|Van Genuchten, Martinus|
Submitted to: Water Resources Research
Publication Type: Peer Reviewed Journal
Publication Acceptance Date: 4/16/1999
Publication Date: N/A
Interpretive Summary: Definition of the hydraulic properties of unsaturated soils is increasingly necessary for geotechnical applications. Knowledge of the soil moisture characteristic and hydraulic conductivity curves is particularly important for accurate numerical modeling of variably saturated flow and contaminant transport processes. While these soil properties can be determined in the laboratory, in situ methods are often preferred. Here we present a modified cone penetrometer, called a cone permeameter, which has been designed to inject water into the soil through a screen and measure the progress of the wetting front with two tensiometer rings positioned above the screen. The obtained measured results during the infiltration and redistribution process are analyzed with parameter estimation technique to obtain the hysteretic soil hydraulic properties
Technical Abstract: Data obtained from modified cone penetrometer experiments were used to estimate the hysteretic soil hydraulic properties with a parameter estimation technique which combined a numerical solution of the Richards equation with Marquardt-Levenberg optimization. The modified cone penetrometer was designed to inject water into a soil through a cylindrical screen, measure the infiltration rate with time, and track the movement of the wetting front using two tensiometer rings positioned above the screen. After reaching relatively stable tensiometer readings during the experiments, the source of water was cut off and pressure head readings measured while water in the soil profile redistributed. Cumulative inflow and pressure head readings for two experiments with different supply pressures were analyzed to obtain estimates of the soil hydraulic parameters.
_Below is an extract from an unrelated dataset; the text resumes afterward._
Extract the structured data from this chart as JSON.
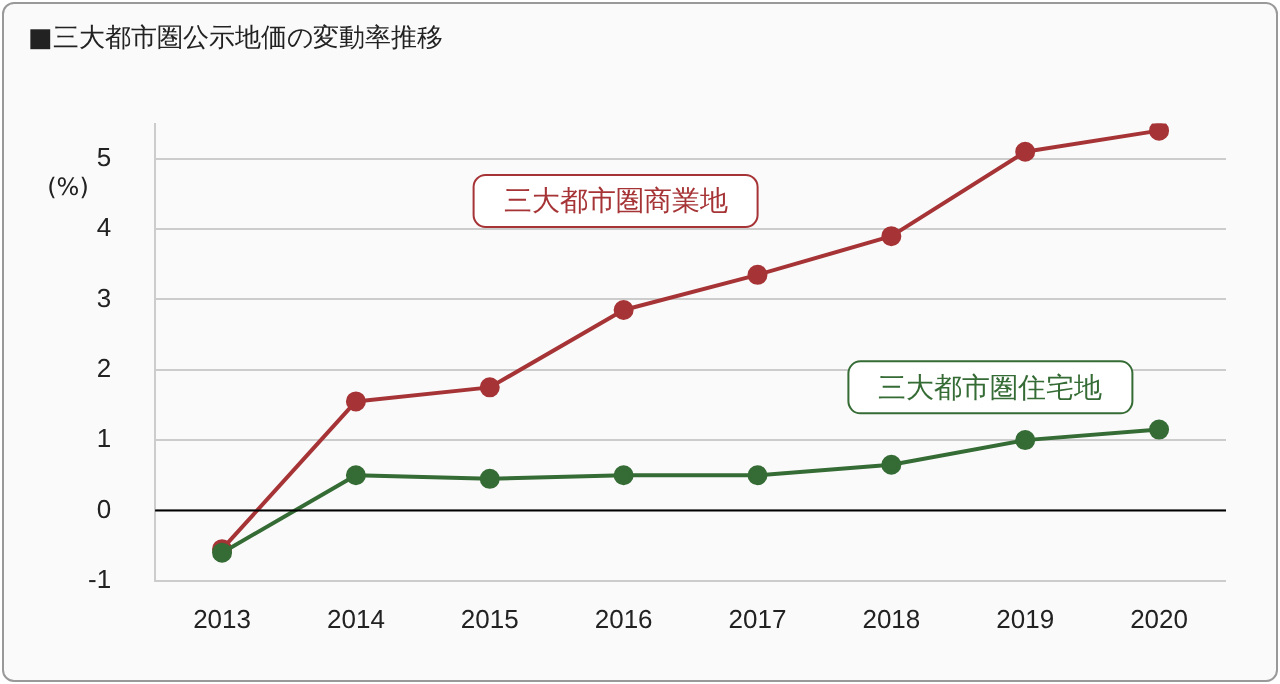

Analysis of flow responses obtained during the infiltration period, and those obtained during the combined infiltration and redistribution phases, demonstrated the importance of hysteresis of the soil hydraulic functions. We found that the redistribution phase could not be described accurately when hysteresis was neglected. Hysteresis in the soil hydraulic functions was modeled using a relatively simple empirical model in which wetting scanning curves are scaled from the main wetting curve and drying scanning curves from the main drying curve. This model was deemed adequate for our examples. Optimization results for various combinations of unknown soil hydraulic parameters were compared to results of standard laboratory and in situ methods.